Karla Lottini: ‘I just feel a moral obligation to share my story’
Veteran Mexican journalist Karla Lottini says she was threatened when she uncovered fraud and corruption at a government cultural department. The 41-year-old fled to Canada in 2008 after a gun was pointed at her sister.
A refugee judge denied her asylum claim, citing her failure to “establish the existence of well-founded fear” or prove her country was incapable of offering her protection. She was ultimately granted permanent resident status in Canada on humanitarian grounds in 2013.
“Canada says Mexico is a safe place and refuses asylum. I know of corruption, violence and impunity in Mexico. I’m the 1 per cent of people whose life was saved here,” she said. “That was my experience with the Canadian system.
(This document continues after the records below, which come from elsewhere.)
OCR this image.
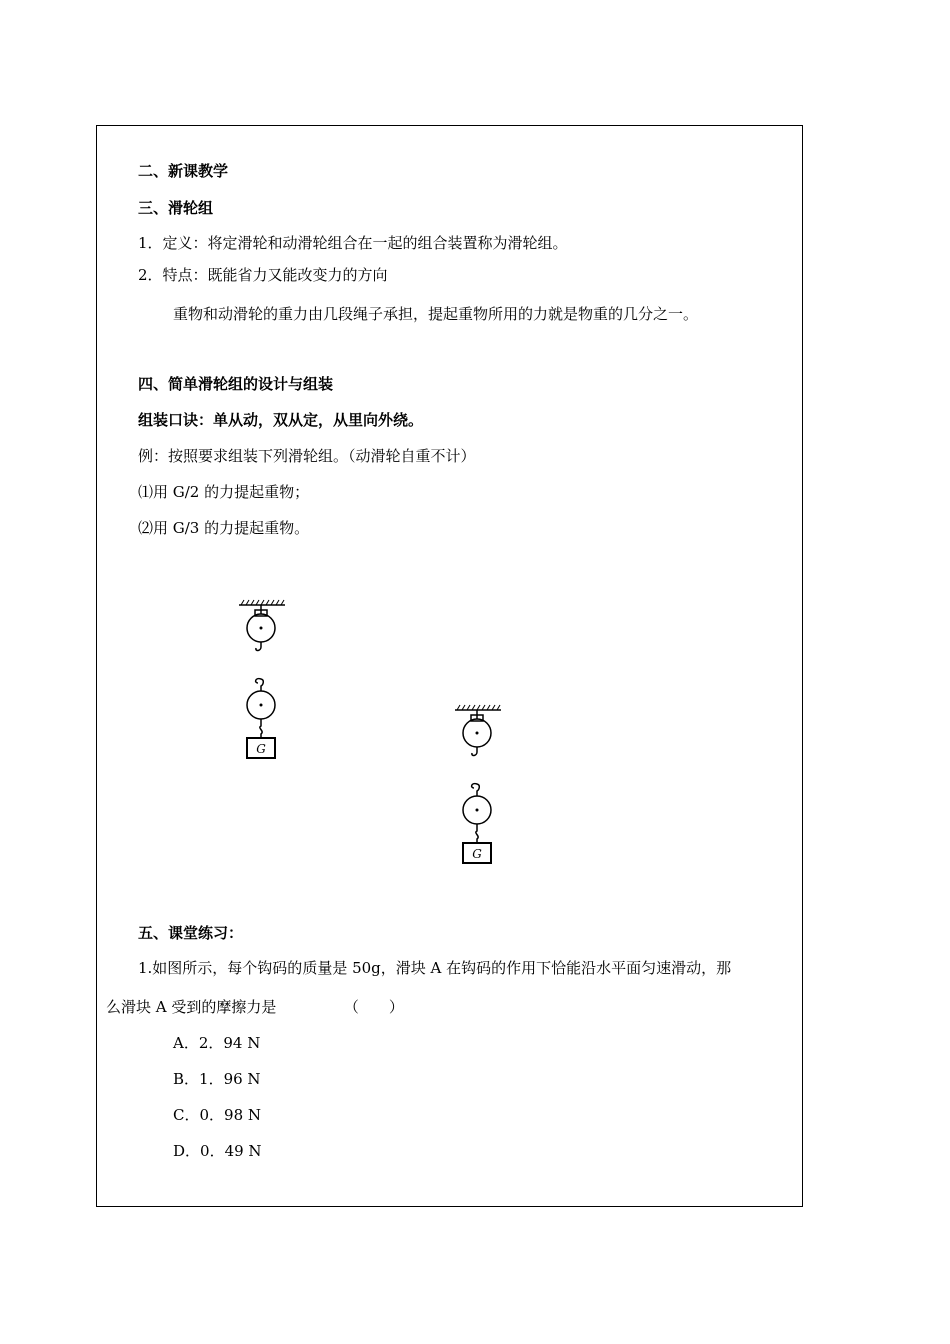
二、新课教学
三、滑轮组
1．定义：将定滑轮和动滑轮组合在一起的组合装置称为滑轮组。
2．特点：既能省力又能改变力的方向
重物和动滑轮的重力由几段绳子承担，提起重物所用的力就是物重的几分之一。
四、简单滑轮组的设计与组装
组装口诀：单从动，双从定，从里向外绕。
例：按照要求组装下列滑轮组。（动滑轮自重不计）
⑴用 G/2 的力提起重物；
⑵用 G/3 的力提起重物。
G
G
五、课堂练习：
1.如图所示，每个钩码的质量是 50g，滑块 A 在钩码的作用下恰能沿水平面匀速滑动，那
么滑块 A 受到的摩擦力是　　　　　（　　）
A．2．94 N
B．1．96 N
C．0．98 N
D．0．49 N
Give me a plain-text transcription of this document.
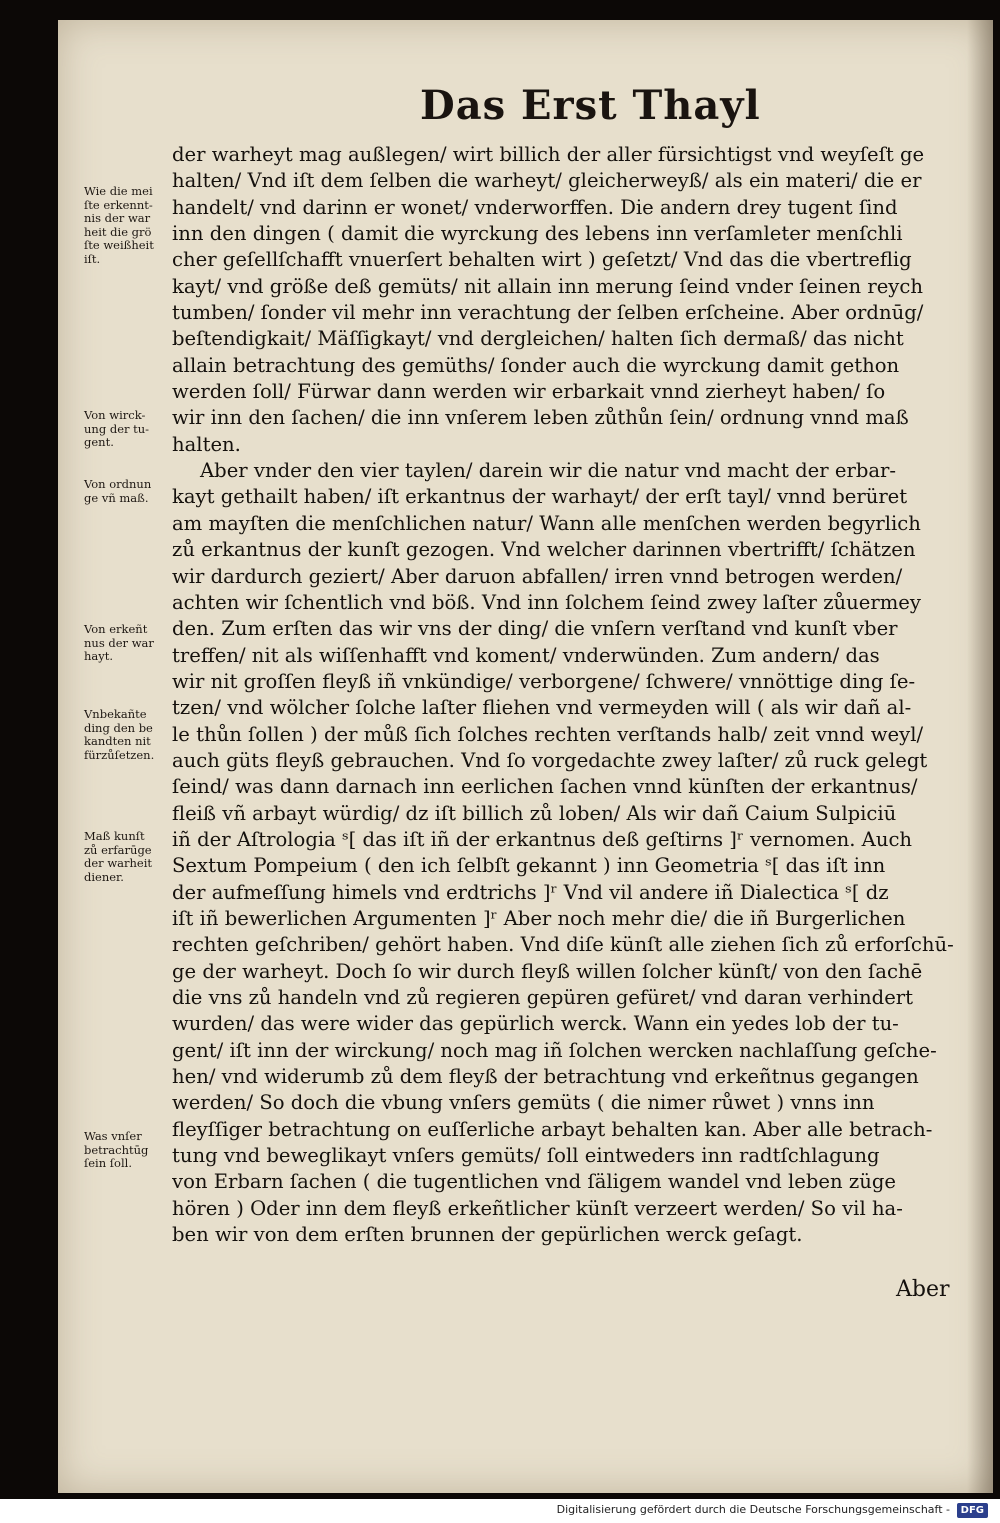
Das Erst Thayl
Wie die mei
ſte erkennt-
nis der war
heit die grö
ſte weißheit
iſt.
Von wirck-
ung der tu-
gent.
Von ordnun
ge vñ maß.
Von erkeñt
nus der war
hayt.
Vnbekañte
ding den be
kandten nit
fürzůſetzen.
Maß kunſt
zů erfarūge
der warheit
diener.
Was vnſer
betrachtūg
ſein ſoll.
der warheyt mag außlegen/ wirt billich der aller fürsichtigst vnd weyſeſt ge
halten/ Vnd iſt dem ſelben die warheyt/ gleicherweyß/ als ein materi/ die er
handelt/ vnd darinn er wonet/ vnderworffen. Die andern drey tugent ſind
inn den dingen ( damit die wyrckung des lebens inn verſamleter menſchli
cher geſellſchafft vnuerſert behalten wirt ) geſetzt/ Vnd das die vbertreflig
kayt/ vnd größe deß gemüts/ nit allain inn merung ſeind vnder ſeinen reych
tumben/ ſonder vil mehr inn verachtung der ſelben erſcheine. Aber ordnūg/
beſtendigkait/ Mäſſigkayt/ vnd dergleichen/ halten ſich dermaß/ das nicht
allain betrachtung des gemüths/ ſonder auch die wyrckung damit gethon
werden ſoll/ Fürwar dann werden wir erbarkait vnnd zierheyt haben/ ſo
wir inn den ſachen/ die inn vnſerem leben zůthůn ſein/ ordnung vnnd maß
halten.
Aber vnder den vier taylen/ darein wir die natur vnd macht der erbar-
kayt gethailt haben/ iſt erkantnus der warhayt/ der erſt tayl/ vnnd berüret
am mayſten die menſchlichen natur/ Wann alle menſchen werden begyrlich
zů erkantnus der kunſt gezogen. Vnd welcher darinnen vbertrifft/ ſchätzen
wir dardurch geziert/ Aber daruon abfallen/ irren vnnd betrogen werden/
achten wir ſchentlich vnd böß. Vnd inn ſolchem ſeind zwey laſter zůuermey
den. Zum erſten das wir vns der ding/ die vnſern verſtand vnd kunſt vber
treffen/ nit als wiſſenhafft vnd koment/ vnderwünden. Zum andern/ das
wir nit groſſen fleyß iñ vnkündige/ verborgene/ ſchwere/ vnnöttige ding ſe-
tzen/ vnd wölcher ſolche laſter fliehen vnd vermeyden will ( als wir dañ al-
le thůn ſollen ) der můß ſich ſolches rechten verſtands halb/ zeit vnnd weyl/
auch güts fleyß gebrauchen. Vnd ſo vorgedachte zwey laſter/ zů ruck gelegt
ſeind/ was dann darnach inn eerlichen ſachen vnnd künſten der erkantnus/
fleiß vñ arbayt würdig/ dz iſt billich zů loben/ Als wir dañ Caium Sulpiciū
iñ der Aſtrologia ˢ[ das iſt iñ der erkantnus deß geſtirns ]ʳ vernomen. Auch
Sextum Pompeium ( den ich ſelbſt gekannt ) inn Geometria ˢ[ das iſt inn
der aufmeſſung himels vnd erdtrichs ]ʳ Vnd vil andere iñ Dialectica ˢ[ dz
iſt iñ bewerlichen Argumenten ]ʳ Aber noch mehr die/ die iñ Burgerlichen
rechten geſchriben/ gehört haben. Vnd diſe künſt alle ziehen ſich zů erforſchū-
ge der warheyt. Doch ſo wir durch fleyß willen ſolcher künſt/ von den ſachē
die vns zů handeln vnd zů regieren gepüren gefüret/ vnd daran verhindert
wurden/ das were wider das gepürlich werck. Wann ein yedes lob der tu-
gent/ iſt inn der wirckung/ noch mag iñ ſolchen wercken nachlaſſung geſche-
hen/ vnd widerumb zů dem fleyß der betrachtung vnd erkeñtnus gegangen
werden/ So doch die vbung vnſers gemüts ( die nimer růwet ) vnns inn
fleyſſiger betrachtung on euſſerliche arbayt behalten kan. Aber alle betrach-
tung vnd beweglikayt vnſers gemüts/ ſoll eintweders inn radtſchlagung
von Erbarn ſachen ( die tugentlichen vnd ſäligem wandel vnd leben züge
hören ) Oder inn dem fleyß erkeñtlicher künſt verzeert werden/ So vil ha-
ben wir von dem erſten brunnen der gepürlichen werck geſagt.
Aber
Digitalisierung gefördert durch die Deutsche Forschungsgemeinschaft -	DFG
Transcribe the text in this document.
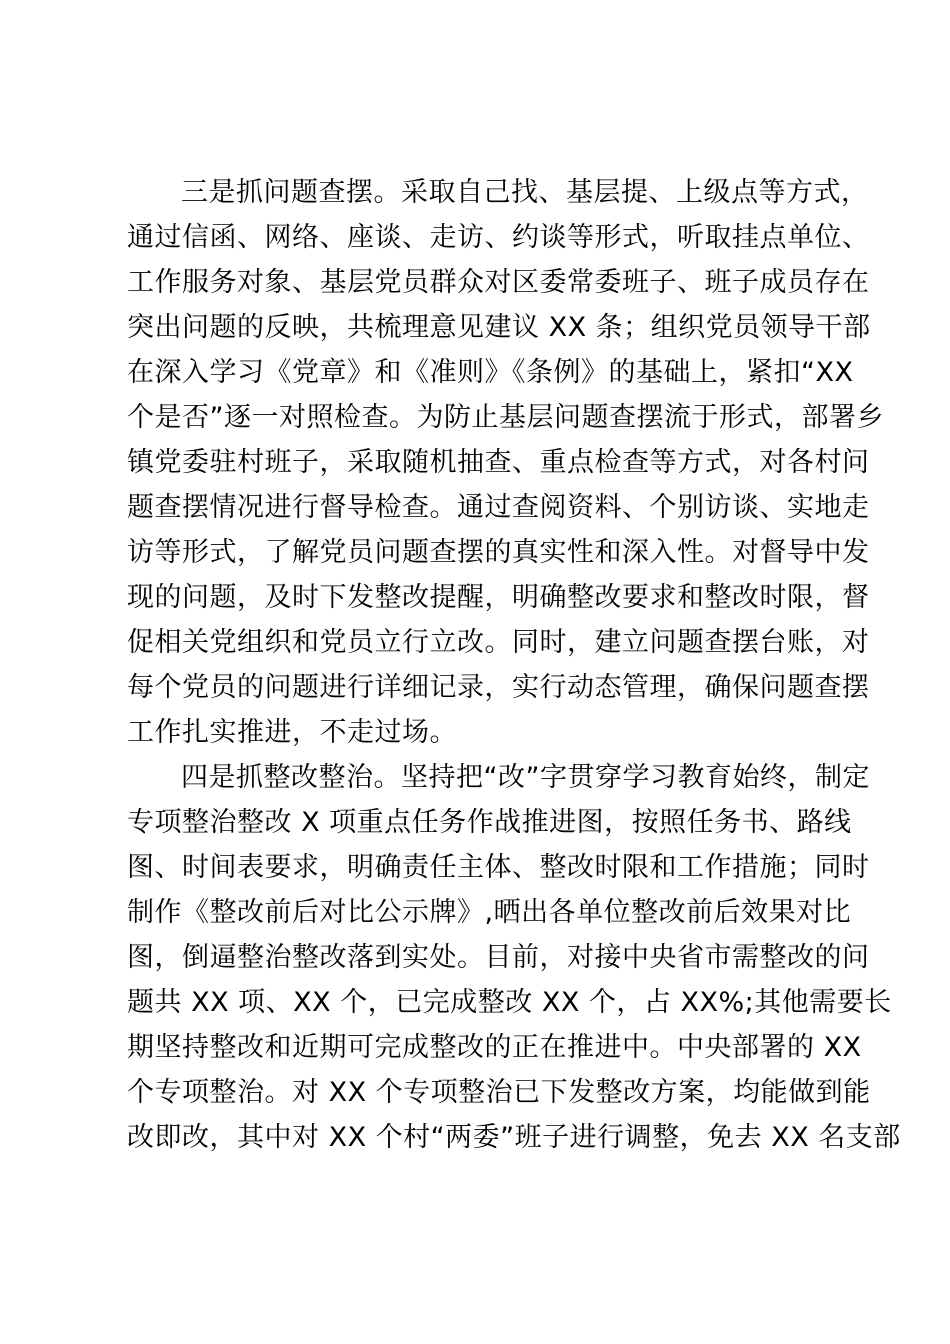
三是抓问题查摆。采取自己找、基层提、上级点等方式，
通过信函、网络、座谈、走访、约谈等形式，听取挂点单位、
工作服务对象、基层党员群众对区委常委班子、班子成员存在
突出问题的反映，共梳理意见建议 XX 条；组织党员领导干部
在深入学习《党章》和《准则》《条例》的基础上，紧扣“XX
个是否”逐一对照检查。为防止基层问题查摆流于形式，部署乡
镇党委驻村班子，采取随机抽查、重点检查等方式，对各村问
题查摆情况进行督导检查。通过查阅资料、个别访谈、实地走
访等形式，了解党员问题查摆的真实性和深入性。对督导中发
现的问题，及时下发整改提醒，明确整改要求和整改时限，督
促相关党组织和党员立行立改。同时，建立问题查摆台账，对
每个党员的问题进行详细记录，实行动态管理，确保问题查摆
工作扎实推进，不走过场。
四是抓整改整治。坚持把“改”字贯穿学习教育始终，制定
专项整治整改 X 项重点任务作战推进图，按照任务书、路线
图、时间表要求，明确责任主体、整改时限和工作措施；同时
制作《整改前后对比公示牌》,晒出各单位整改前后效果对比
图，倒逼整治整改落到实处。目前，对接中央省市需整改的问
题共 XX 项、XX 个，已完成整改 XX 个，占 XX%;其他需要长
期坚持整改和近期可完成整改的正在推进中。中央部署的 XX
个专项整治。对 XX 个专项整治已下发整改方案，均能做到能
改即改，其中对 XX 个村“两委”班子进行调整，免去 XX 名支部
I know the power of the media. I just feel a moral obligation to share my story.”
Hessed Torres: ‘I lost respect for myself’
Hessed Torres, 29, came to Canada in 2014 under the old live-in caregiver program. Soon after, the former registered nurse from the Philippines learned the harsh realities of being a temporary migrant worker.
While she was brought in by a family to look after a man with multiple sclerosis, she says, her employer required her to do yard work and other duties that were not in her contract. Worse, she says, she was never paid for her overtime work.
She says she was later terminated because she failed a driver’s exam and couldn’t drive her client to medical appointments.
“I worked at 12 midnight, not getting paid overtime, not a single cent. It’s painful because of what it does to my dignity … I lost respect for myself,” she said. “People tell me, you have so much skill and you talk fluent in English. But none of that matters because my status is so precarious, and I’m just one of the caregivers you see pushing around strollers or driving or walking pets.”